Alexa, thank you so much for being here. What a wonderful presentation. And I think you too, Alexa are a wonderful anomaly in all of the ways that you described. Super anomalous. Exactly. Um We do have some questions coming through. So let me ask you. Um oh my gosh, they're really coming fast here. OK. What's your favorite anomaly? And how has it helped you change your perspective about yourself
about myself? OK. You know, being in such a technical role or not role, but field, I'm a human role in a technical field as a chief of staff. And I think that that humanness about me has been the scariest anomaly and the most important for me because I'm able to kind of break some of these crazy scary side track things down into a very simple language that are helping people make sense of some of the risks and make sense of some of the things they can do to fix them.
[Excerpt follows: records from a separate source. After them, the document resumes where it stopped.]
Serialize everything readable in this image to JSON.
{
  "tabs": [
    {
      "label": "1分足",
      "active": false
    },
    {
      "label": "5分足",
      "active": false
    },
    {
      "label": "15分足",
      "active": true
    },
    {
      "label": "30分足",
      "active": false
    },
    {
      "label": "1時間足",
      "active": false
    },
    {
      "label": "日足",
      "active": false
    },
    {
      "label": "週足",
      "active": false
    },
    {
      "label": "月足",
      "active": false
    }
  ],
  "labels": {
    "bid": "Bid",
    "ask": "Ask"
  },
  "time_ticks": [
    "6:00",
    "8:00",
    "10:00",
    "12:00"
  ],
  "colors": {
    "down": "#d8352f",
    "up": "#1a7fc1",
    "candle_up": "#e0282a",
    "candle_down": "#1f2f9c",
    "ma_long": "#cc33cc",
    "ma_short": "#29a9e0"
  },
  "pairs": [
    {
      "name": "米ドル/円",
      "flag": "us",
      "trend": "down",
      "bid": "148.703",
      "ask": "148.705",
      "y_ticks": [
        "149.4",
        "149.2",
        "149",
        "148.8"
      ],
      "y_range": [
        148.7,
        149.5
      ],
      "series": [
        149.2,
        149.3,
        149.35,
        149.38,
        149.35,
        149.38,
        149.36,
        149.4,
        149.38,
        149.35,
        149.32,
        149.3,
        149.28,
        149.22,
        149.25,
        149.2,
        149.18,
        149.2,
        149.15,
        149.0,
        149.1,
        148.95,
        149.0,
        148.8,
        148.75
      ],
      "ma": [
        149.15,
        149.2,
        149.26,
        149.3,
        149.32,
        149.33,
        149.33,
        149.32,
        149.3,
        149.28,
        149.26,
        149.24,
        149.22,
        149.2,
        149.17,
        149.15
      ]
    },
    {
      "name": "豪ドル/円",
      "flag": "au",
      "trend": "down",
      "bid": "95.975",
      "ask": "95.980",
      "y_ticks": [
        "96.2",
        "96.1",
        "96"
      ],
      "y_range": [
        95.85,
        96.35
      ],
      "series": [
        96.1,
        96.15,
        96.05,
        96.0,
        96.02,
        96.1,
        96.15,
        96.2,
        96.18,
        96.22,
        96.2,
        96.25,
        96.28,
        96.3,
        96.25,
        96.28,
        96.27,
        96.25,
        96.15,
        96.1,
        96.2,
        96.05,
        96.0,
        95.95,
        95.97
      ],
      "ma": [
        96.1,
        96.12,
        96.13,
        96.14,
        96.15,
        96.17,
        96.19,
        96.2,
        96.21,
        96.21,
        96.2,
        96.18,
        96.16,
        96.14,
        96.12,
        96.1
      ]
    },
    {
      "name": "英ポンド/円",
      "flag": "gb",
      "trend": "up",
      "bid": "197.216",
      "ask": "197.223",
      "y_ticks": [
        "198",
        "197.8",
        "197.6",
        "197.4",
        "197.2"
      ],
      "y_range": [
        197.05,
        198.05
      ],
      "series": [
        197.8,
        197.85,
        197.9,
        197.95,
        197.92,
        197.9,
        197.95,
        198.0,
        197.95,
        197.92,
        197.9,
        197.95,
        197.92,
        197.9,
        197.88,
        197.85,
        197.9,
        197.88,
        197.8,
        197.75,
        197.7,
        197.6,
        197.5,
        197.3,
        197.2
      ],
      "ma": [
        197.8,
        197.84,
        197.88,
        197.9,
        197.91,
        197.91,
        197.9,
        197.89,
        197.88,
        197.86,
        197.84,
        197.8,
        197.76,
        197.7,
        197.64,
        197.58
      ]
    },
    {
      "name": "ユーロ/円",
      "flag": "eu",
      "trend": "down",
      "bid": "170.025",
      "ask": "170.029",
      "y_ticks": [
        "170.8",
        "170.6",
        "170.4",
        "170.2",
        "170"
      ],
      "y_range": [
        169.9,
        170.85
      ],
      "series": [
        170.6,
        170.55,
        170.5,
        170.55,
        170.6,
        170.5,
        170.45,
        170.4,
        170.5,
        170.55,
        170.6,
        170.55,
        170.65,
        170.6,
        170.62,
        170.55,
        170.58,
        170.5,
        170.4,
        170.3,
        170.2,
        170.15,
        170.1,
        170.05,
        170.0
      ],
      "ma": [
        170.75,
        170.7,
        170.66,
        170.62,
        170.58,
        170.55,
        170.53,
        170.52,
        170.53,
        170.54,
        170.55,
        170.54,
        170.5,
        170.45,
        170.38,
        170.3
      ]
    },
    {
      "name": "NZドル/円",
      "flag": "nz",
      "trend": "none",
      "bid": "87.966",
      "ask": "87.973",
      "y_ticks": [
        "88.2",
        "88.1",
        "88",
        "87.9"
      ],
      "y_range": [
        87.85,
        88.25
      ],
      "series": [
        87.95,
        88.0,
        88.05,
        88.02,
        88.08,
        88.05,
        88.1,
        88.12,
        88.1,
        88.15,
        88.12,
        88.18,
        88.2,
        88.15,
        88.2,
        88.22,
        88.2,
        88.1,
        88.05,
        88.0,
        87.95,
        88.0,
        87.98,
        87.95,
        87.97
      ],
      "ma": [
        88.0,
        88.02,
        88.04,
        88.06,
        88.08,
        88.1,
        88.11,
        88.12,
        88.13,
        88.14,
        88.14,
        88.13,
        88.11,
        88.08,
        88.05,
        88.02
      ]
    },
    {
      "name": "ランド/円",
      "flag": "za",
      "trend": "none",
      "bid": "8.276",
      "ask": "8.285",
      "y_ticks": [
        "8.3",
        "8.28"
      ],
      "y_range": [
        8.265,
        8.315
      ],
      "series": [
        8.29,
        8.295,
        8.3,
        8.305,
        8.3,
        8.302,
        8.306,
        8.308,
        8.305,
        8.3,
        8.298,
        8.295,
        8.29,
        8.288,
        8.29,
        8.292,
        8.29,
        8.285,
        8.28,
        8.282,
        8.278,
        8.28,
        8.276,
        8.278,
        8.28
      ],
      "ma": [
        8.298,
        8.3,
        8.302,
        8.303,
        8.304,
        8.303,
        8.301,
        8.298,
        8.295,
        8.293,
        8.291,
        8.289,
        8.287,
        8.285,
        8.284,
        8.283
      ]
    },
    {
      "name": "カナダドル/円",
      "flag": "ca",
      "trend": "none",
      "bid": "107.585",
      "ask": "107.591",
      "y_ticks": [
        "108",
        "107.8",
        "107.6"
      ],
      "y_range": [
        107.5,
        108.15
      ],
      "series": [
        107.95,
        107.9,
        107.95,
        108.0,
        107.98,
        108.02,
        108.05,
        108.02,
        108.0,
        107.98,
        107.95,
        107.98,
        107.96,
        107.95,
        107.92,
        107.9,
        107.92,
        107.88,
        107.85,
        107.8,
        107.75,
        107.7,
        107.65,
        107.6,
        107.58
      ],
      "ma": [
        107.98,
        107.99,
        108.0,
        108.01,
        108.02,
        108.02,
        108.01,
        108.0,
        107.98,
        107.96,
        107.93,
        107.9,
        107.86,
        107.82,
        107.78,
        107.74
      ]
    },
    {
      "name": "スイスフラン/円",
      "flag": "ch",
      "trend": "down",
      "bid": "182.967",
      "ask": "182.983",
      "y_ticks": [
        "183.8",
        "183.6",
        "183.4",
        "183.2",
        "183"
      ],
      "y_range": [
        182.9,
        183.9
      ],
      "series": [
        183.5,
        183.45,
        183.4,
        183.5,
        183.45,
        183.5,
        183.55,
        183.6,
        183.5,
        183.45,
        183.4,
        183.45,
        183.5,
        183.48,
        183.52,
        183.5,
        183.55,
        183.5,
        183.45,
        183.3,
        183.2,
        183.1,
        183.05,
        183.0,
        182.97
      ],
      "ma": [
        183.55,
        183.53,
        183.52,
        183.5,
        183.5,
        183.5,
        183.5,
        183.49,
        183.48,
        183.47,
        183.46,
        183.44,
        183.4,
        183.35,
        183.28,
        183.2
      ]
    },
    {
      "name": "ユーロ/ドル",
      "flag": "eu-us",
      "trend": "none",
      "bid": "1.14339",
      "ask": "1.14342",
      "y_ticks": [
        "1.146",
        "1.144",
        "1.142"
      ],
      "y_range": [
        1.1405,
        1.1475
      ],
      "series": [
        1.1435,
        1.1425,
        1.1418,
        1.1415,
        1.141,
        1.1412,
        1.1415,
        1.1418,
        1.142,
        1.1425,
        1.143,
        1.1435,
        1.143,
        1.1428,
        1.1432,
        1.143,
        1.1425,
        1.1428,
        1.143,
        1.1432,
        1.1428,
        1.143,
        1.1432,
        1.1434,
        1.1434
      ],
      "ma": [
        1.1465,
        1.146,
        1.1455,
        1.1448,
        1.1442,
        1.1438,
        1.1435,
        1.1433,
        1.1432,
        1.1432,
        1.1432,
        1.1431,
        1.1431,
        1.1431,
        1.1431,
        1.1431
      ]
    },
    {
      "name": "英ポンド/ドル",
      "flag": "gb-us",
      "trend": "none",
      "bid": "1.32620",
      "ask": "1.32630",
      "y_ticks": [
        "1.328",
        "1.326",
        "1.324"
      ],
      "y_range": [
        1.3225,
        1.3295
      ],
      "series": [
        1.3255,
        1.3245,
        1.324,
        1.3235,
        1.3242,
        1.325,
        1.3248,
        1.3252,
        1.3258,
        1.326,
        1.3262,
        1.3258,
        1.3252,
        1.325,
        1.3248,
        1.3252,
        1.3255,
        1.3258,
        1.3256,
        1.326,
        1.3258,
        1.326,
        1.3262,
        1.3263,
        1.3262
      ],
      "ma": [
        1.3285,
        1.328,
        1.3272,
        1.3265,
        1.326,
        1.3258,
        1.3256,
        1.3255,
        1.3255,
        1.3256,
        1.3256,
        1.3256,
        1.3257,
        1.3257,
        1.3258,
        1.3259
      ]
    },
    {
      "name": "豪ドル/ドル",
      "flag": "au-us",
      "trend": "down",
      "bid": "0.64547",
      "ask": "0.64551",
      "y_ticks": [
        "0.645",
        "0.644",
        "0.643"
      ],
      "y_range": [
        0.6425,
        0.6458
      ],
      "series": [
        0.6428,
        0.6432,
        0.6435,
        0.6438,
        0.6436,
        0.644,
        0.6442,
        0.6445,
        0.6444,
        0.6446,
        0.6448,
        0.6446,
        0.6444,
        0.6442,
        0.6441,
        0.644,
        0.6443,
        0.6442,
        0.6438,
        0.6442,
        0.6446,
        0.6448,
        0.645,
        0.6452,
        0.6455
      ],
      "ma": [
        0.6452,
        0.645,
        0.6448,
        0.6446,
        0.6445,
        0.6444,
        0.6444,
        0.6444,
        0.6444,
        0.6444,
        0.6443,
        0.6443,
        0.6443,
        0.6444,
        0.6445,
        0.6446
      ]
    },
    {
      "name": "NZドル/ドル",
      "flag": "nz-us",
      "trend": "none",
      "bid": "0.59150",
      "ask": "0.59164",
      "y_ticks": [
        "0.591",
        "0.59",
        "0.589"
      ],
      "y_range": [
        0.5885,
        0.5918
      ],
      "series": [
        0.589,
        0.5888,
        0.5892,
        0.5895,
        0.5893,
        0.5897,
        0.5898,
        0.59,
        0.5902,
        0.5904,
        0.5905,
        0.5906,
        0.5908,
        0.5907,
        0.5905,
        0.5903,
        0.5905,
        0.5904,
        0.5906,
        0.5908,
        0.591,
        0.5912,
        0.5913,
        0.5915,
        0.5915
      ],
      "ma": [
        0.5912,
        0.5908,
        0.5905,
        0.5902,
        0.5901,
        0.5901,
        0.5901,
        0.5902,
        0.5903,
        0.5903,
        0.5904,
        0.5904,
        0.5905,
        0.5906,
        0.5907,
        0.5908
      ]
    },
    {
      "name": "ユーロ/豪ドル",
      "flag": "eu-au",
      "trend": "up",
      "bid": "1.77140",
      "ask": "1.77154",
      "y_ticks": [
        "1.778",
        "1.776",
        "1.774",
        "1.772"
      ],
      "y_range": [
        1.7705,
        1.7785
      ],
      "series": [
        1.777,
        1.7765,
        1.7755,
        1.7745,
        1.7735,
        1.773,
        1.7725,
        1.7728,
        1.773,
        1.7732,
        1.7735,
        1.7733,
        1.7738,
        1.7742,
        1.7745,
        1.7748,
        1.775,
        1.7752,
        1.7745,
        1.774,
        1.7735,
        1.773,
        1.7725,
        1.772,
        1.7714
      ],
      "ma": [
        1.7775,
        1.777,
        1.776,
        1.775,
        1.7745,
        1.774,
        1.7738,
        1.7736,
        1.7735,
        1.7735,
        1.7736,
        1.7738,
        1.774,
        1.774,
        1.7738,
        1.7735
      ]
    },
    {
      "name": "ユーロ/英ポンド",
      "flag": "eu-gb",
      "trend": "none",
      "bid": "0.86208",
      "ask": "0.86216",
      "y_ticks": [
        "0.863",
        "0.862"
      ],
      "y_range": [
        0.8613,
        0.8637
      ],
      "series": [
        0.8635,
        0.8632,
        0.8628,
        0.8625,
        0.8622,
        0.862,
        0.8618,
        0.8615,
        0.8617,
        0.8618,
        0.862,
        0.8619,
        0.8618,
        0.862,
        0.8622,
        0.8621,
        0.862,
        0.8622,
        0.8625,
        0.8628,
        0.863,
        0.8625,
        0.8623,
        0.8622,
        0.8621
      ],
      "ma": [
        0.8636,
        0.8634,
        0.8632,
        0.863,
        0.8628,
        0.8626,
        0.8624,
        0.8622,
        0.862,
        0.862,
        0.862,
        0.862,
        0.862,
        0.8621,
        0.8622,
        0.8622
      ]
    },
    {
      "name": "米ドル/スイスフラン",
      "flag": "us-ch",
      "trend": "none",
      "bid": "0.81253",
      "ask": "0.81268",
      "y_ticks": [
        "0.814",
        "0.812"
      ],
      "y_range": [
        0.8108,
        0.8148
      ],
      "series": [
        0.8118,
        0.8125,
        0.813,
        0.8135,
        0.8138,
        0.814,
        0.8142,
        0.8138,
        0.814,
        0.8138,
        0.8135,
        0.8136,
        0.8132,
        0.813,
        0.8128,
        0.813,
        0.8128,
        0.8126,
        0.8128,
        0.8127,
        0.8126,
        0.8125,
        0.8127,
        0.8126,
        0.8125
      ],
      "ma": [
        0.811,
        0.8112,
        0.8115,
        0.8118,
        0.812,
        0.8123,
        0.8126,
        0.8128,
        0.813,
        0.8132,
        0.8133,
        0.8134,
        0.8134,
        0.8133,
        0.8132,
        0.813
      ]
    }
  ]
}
And I think just having that anomalous empathy that I bring to my team is helping normalize cybersecurity and normalize doing our part uh in, in that space because we all have to do something if we want, if we want to prevent all these incidents that you're probably seeing on the news.
Yeah. And it's such a good message to, to normalize things I think even for ourselves, which is a good point that you made. And a lot of people kind of called out in the chat saying, yeah, sometimes I feel like I don't think like them, I don't look like them. And we have to just like, if we start to normalize everything around us, we will have less of that feeling coming through. Right.
Exactly. And I hope that there are more of them. Right. I hope I'm not like the, I don't look like them because I'm the only woman. I just want to
bring more women. And Yes. Exactly. Well, and being here today and sharing your story is such a great way to do that. So, thank you so much Alexa for being here. We're so happy to have had
you. Thank you so much. Really appreciate it. Thank you.